金属行人(8月7日付)

 四季を通じてさまざまな展示会やイベントでにぎわう東京・有明の東京ビッグサイト。最寄りの国際展示場駅から徒歩で現地に向かう道のりがにわかにひんやり心地いい▼その理由は、行政が試行導入する緑化施設や冷房装置。2020年の東京五輪・パラリンピックの開催まで2年を切り、国土交通省や東京都が暑熱対策に動いている▼緑化技術の公開テストでは、自立型の構造見本(モックアップ)を並べ、植物の生育や耐久性などを調べるのに対し、微細な霧を使った冷房では少量、大量、ファン併用と3種の噴霧で涼しさの違いを体感してもらう▼共に形鋼や鋼板をはじめ鉄鋼製品を部材に取り入れている。

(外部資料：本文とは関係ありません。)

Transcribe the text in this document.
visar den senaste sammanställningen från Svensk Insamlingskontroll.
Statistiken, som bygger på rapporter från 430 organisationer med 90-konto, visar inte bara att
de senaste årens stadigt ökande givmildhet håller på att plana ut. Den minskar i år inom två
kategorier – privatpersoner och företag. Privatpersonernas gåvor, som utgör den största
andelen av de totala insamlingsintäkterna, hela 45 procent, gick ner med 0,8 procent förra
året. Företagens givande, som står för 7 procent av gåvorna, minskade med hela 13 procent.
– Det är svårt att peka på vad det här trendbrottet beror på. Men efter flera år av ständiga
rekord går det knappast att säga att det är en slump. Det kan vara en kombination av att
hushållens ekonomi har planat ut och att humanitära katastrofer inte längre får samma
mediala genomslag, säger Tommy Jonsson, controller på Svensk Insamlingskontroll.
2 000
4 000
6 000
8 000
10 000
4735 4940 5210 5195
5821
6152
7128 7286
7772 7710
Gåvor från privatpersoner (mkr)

9月まで効果の測定や利用者のアンケートを実施しており、期間中に対象エリアを行き交う業界関係者も少なくないだろう▼今後の活用法次第では、同様の光景が競技会場や公共交通機関で見られるかもしれない。これだけ暑いと、期間やエリアを問わず、潜在的な市場ニーズは計り知れない▼現状のままで、果たして選手や観客に対する影響を危惧する人は少なくないだろう。予算の都合もあるだろうが、快適な空間の確保に向けた動きの表面化は、何より清涼剤になろう。